As you know, two credit unions in NC, State Employees’ CU and Local Government FCU, rolled out specific products in 2007 to help people in risky subprime loans. These credit unions have combined to help hundreds of families refinance out of these loans. In the process, both credit unions garnered a lot of positive earned media coverage for their efforts.

(To be clear, SECU and LGFCU obviously did not roll out these products to get earned media coverage … but in their wisdom, they saw how leveraging the PR process helped them spread the word about their products, and the mortgage products differentiated the credit unions from banks. While talking heads were offering fear, LGFCU and SECU were offering a way out for homeowners.)   

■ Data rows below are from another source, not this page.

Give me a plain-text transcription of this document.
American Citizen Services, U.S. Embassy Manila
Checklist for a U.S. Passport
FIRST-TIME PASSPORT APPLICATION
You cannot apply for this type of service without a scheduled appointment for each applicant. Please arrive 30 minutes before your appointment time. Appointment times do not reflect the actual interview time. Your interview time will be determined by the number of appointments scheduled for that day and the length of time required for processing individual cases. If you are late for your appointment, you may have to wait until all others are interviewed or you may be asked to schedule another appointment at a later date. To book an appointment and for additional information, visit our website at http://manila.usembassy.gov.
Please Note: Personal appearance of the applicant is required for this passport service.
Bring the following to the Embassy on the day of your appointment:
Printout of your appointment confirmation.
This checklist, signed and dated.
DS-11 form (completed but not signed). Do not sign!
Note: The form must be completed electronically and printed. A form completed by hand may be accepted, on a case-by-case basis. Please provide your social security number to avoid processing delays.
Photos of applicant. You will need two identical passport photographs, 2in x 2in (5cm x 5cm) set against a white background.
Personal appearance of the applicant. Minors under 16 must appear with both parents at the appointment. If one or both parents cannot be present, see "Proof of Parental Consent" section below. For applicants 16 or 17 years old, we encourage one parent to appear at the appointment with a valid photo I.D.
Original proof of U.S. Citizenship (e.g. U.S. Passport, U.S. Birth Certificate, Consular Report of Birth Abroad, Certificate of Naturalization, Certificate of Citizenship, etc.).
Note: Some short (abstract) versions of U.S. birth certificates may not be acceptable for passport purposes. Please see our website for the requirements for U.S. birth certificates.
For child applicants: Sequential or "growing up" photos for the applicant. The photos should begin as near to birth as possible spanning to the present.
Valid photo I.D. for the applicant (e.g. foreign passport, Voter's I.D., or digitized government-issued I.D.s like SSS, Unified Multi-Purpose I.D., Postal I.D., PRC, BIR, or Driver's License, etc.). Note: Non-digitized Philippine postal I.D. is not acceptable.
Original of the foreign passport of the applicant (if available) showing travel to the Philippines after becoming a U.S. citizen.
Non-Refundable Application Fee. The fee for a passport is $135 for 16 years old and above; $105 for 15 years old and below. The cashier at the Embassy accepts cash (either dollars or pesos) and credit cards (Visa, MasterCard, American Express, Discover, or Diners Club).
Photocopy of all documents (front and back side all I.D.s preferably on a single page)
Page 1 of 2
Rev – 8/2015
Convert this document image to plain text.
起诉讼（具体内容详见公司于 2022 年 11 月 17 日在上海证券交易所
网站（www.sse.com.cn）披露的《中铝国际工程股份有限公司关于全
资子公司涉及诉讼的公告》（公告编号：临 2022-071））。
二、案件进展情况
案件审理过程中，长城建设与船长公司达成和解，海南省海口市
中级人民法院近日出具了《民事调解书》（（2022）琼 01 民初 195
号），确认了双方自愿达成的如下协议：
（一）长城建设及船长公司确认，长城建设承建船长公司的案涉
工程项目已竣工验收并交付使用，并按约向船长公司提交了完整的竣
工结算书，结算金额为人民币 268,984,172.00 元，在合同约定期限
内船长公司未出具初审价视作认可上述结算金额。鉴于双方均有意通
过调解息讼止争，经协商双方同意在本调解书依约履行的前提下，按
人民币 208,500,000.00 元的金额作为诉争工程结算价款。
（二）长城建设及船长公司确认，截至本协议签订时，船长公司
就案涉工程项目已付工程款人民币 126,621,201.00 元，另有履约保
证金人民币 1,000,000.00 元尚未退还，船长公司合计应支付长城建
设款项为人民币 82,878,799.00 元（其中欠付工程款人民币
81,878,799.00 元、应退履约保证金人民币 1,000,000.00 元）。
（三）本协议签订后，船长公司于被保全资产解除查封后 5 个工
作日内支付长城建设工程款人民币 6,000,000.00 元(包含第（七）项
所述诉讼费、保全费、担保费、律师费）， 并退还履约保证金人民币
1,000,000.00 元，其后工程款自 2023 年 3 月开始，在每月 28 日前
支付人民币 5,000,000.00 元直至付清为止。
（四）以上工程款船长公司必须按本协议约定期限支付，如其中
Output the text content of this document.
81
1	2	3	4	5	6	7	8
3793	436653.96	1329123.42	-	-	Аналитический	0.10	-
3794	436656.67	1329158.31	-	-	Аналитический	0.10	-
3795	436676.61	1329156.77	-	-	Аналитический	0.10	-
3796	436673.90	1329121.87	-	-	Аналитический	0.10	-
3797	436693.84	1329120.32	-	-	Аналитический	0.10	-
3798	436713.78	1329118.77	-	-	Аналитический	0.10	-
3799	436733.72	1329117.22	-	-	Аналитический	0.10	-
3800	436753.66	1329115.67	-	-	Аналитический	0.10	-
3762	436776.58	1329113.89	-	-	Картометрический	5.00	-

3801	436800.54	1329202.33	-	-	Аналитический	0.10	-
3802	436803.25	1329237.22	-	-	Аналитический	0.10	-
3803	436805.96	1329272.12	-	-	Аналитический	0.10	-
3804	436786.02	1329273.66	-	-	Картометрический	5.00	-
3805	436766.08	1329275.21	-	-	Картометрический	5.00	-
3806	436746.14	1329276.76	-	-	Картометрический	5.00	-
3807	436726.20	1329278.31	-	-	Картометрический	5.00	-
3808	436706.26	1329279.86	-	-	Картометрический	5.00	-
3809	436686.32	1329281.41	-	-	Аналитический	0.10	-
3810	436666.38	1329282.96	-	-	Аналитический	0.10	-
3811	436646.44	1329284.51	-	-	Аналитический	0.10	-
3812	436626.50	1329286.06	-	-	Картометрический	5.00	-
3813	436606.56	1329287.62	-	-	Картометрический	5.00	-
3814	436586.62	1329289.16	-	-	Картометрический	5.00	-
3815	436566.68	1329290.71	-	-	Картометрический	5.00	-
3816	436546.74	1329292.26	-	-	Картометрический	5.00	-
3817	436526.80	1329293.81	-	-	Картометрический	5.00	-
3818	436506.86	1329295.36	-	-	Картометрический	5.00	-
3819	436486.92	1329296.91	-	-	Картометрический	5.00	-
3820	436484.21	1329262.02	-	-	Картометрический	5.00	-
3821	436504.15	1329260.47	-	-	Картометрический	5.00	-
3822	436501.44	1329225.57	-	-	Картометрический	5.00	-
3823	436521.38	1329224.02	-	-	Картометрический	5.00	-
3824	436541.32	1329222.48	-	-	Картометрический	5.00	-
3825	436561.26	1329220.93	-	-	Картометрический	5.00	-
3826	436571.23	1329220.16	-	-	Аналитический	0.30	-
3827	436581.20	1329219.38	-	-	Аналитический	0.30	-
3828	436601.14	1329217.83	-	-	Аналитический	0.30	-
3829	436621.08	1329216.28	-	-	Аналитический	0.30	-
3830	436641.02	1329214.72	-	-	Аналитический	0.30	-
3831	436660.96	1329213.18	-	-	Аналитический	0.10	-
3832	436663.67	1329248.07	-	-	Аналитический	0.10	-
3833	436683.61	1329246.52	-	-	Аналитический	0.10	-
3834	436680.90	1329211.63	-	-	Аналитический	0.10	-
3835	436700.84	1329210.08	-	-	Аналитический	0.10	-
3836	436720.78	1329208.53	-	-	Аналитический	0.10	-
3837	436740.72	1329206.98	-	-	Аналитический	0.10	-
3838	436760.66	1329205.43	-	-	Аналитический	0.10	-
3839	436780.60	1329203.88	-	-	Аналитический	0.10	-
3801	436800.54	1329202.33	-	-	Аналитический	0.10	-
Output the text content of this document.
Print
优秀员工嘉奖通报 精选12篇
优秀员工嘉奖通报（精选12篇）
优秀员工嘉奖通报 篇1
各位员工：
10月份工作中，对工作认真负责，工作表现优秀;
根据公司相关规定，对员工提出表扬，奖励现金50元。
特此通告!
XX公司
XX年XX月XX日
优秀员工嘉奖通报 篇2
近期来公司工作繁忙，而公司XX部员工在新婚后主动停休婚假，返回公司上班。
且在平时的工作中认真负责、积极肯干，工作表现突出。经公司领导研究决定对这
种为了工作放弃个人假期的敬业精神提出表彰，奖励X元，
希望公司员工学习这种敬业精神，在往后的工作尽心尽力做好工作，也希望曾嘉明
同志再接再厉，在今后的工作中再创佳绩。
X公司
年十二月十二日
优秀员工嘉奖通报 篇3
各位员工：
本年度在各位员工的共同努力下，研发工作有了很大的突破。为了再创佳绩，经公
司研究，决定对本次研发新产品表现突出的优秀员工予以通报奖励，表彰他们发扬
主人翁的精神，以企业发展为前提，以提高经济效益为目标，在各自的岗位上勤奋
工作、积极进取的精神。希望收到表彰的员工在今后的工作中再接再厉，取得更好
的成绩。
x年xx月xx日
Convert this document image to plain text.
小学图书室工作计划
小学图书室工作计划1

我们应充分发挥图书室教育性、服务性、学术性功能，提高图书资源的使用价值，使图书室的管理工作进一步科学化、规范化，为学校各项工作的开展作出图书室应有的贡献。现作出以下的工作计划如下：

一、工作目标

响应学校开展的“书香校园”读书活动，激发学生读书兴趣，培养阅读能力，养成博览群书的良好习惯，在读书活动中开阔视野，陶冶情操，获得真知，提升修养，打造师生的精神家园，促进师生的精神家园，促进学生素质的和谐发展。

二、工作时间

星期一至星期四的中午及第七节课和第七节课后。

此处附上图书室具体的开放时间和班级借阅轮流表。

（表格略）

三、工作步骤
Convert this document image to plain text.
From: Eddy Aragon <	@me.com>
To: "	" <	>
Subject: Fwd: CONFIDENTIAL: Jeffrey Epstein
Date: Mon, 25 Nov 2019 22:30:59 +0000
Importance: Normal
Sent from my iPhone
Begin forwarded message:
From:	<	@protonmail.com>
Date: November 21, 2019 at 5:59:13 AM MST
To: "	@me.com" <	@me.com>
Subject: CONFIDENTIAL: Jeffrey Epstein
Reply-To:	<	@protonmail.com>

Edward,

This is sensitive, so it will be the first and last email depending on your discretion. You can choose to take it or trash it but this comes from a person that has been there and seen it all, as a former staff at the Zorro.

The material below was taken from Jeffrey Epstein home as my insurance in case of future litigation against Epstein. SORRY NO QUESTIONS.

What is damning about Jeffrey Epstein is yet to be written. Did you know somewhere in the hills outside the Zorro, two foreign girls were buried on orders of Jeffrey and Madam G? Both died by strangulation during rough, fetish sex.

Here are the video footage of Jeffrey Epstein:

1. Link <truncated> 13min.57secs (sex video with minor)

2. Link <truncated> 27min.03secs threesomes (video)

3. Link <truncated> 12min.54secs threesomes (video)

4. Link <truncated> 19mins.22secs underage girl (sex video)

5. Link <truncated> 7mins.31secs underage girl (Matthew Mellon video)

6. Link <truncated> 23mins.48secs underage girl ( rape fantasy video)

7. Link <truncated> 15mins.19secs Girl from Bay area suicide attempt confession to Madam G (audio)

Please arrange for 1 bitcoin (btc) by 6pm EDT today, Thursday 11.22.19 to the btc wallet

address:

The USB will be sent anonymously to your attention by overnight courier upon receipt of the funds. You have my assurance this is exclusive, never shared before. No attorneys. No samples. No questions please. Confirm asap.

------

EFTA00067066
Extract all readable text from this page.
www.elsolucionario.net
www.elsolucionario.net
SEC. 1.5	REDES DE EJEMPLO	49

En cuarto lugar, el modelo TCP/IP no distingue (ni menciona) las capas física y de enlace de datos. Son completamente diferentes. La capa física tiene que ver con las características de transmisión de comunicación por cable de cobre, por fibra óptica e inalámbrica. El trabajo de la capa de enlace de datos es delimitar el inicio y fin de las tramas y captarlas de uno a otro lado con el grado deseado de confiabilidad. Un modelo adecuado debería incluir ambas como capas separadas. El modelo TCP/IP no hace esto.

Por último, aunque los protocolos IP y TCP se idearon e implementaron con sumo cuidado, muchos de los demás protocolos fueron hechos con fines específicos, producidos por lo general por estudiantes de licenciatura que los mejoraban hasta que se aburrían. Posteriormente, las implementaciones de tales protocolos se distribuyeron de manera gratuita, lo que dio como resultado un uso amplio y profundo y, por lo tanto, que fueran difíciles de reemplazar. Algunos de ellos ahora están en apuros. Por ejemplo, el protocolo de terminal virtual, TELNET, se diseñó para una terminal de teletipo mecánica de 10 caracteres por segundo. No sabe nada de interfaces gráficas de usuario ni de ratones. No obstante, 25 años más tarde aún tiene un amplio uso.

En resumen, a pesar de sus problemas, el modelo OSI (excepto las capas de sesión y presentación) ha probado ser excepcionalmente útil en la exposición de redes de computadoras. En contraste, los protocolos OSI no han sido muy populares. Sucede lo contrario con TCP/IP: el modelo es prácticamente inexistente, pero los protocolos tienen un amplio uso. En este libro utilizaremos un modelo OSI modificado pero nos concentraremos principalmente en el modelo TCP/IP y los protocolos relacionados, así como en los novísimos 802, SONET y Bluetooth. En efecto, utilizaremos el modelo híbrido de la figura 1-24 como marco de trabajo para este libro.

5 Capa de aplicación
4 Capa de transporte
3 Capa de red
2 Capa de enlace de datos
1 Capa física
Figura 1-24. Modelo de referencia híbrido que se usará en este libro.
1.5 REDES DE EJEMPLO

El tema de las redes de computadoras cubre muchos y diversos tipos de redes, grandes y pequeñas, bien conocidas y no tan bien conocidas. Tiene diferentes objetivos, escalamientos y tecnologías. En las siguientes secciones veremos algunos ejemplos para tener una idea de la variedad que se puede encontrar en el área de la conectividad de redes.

The subprime mortgage issue remains important to individual consumers and credit union members in 2008. A lot of mortgage resets loom across NC and the US in the year to come, which of course means that many people will be at risk of foreclosure. However, a few factors that were not in play in 2007 will provide clutter for credit unions that are designing mortgage products to deal specifically with subprime:

  1. Mortgage rates have plummeted in the last couple of months to their lowest point in at least a couple of years. Anyone who can refinance should be able to do so pretty easily, particularly when it comes to conforming loans.
  2. Last year’s headlines were all about subprime – which made LGFCU and SECU’s products newsworthy. This year, subprime as a storyline will have to share the stage with the threat of recession, stock market volatility and a raft of economic data. In short, subprime just ain’t sexy any more.
  3. The federal government and the Federal Reserve are getting aggressively involved in the ills of the broader economy.

This is not to say that credit unions shouldn’t be actively communicating how they can be a relevant resource for members and consumers in the months to come … especially those who need to refinance their mortgages. However when it comes to leveraging the media, the subprime mortgage issue is literally last year’s news in my opinion.

As a result, credit unions trying to spread the word about how they can help consumers will have to refocus their messages.